Whenever you buy something in the U.S., odds are it's going to cost more than the listed price. This is likely the result of the sales tax levied against the cost of your purchase. Sales tax is one of the ways governments collect tax revenue from its citizens.

The sales tax rate varies by the state and local government in which the purchase is made. As of Dec. 2020, 45 states, the District of Columbia, and Puerto Rico require a sales tax on many goods and some services. According to our research, Alaska, Delaware, Guam, Montana, New Hampshire, and Oregon do not levy a statewide or territory sales tax (although they may selectively tax certain purchases like alcohol or hotel rooms). A sales tax, even when levied by a local municipality such as a city, is generally administered by the state.

While most states have a "general" sales tax that's used across all purchases, some items, such as tobacco, alcohol, and motor fuels, have a unique "selective" tax rate that also varies by state.

What Are Sales Taxes?

A sales tax is an involuntary fee imposed by the government on the sale of goods and services, calculated as a percentage of the price of a purchase.

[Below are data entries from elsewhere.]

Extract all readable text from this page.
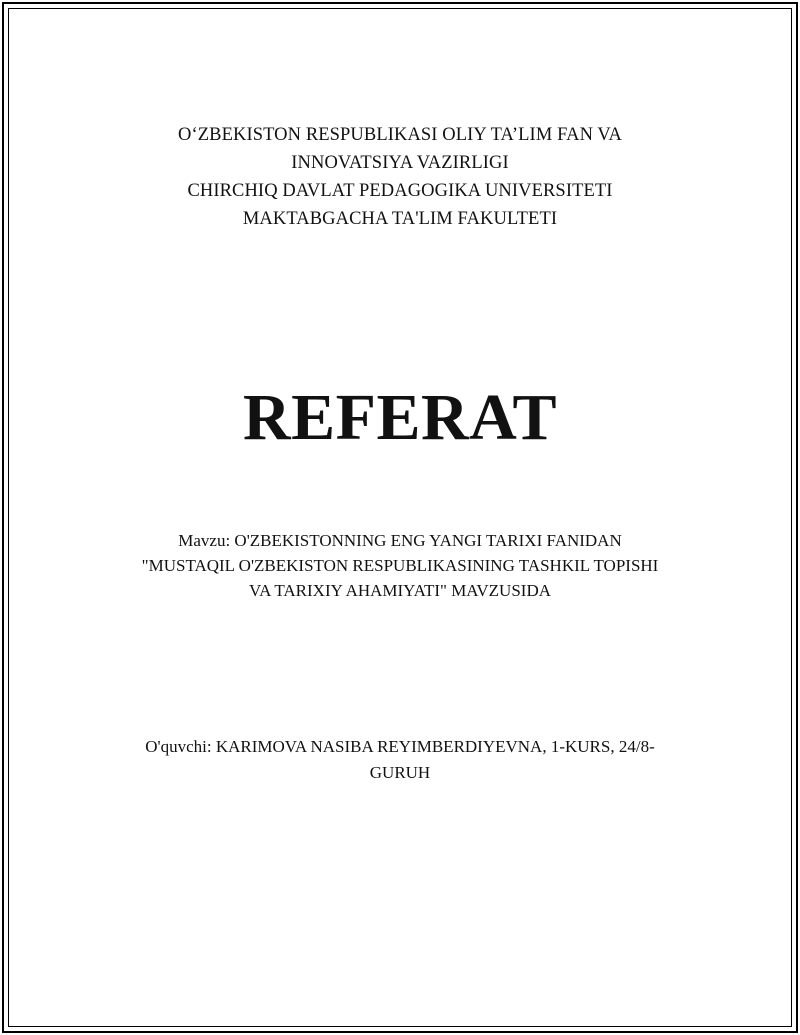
O‘ZBEKISTON RESPUBLIKASI OLIY TA’LIM FAN VA
INNOVATSIYA VAZIRLIGI
CHIRCHIQ DAVLAT PEDAGOGIKA UNIVERSITETI
MAKTABGACHA TA'LIM FAKULTETI
REFERAT
Mavzu: O'ZBEKISTONNING ENG YANGI TARIXI FANIDAN
"MUSTAQIL O'ZBEKISTON RESPUBLIKASINING TASHKIL TOPISHI
VA TARIXIY AHAMIYATI" MAVZUSIDA
O'quvchi: KARIMOVA NASIBA REYIMBERDIYEVNA, 1-KURS, 24/8-
GURUH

For instance, if you were to buy a $15 T-shirt in Pitt County, N.C., you might expect to pay an additional $0.71, as the state's sales tax rate is 4.75% (0.0475 x 15 = 0.71). However, a state's sales tax rate only accounts for a portion of the full amount levied against a purchase, which can also include a county rate, a city rate, or an excise rate. Some locations even levy a "sin" rate on items such as cigarettes or gambling. Pitt County, in particular, levies a sales tax plus a use tax rate of 2.25%. That means the T-shirt will actually cost you an extra $1.05 above list price (0.07 x 15 = 1.05).

Sales taxes are levied at the point of sale, after which they are passed on to the government by the collecting retailer. In most cases, sales taxes are only paid by the consumer. That's because the various manufacturers who create the products possess a resale certificate from the government. This ensures that they aren't considered an end-user.

Sales Taxes and You

When creating a monthly budget, take into account the full price of goods and/or services, including the sales tax. Additionally, if you buy something online, you are not excluded from owing sales tax. But you might be able to get around this--it depends on your local laws and whether or not the business has nexus (i.e., a physical presence) in a nearby location. Since 2018, most states have enacted laws requiring online retailers making sales to their residents to collect sales tax regardless of their address.

Also, should you purchase something while traveling, the ultimate price you pay will probably differ from what you might expect at home. However, when making a significantly large purchase in a different jurisdiction (on the assumption that the item in question will be used when you are back home), you may have to pay your state's use tax, which is typically set at the same rate as local sales taxes.

Although regularly ignored by many consumers, those who purchase goods outside their states of residence but use the goods in their residence states, generally are subject to their jurisdictions' use taxes and are legally obligated to pay such taxes directly.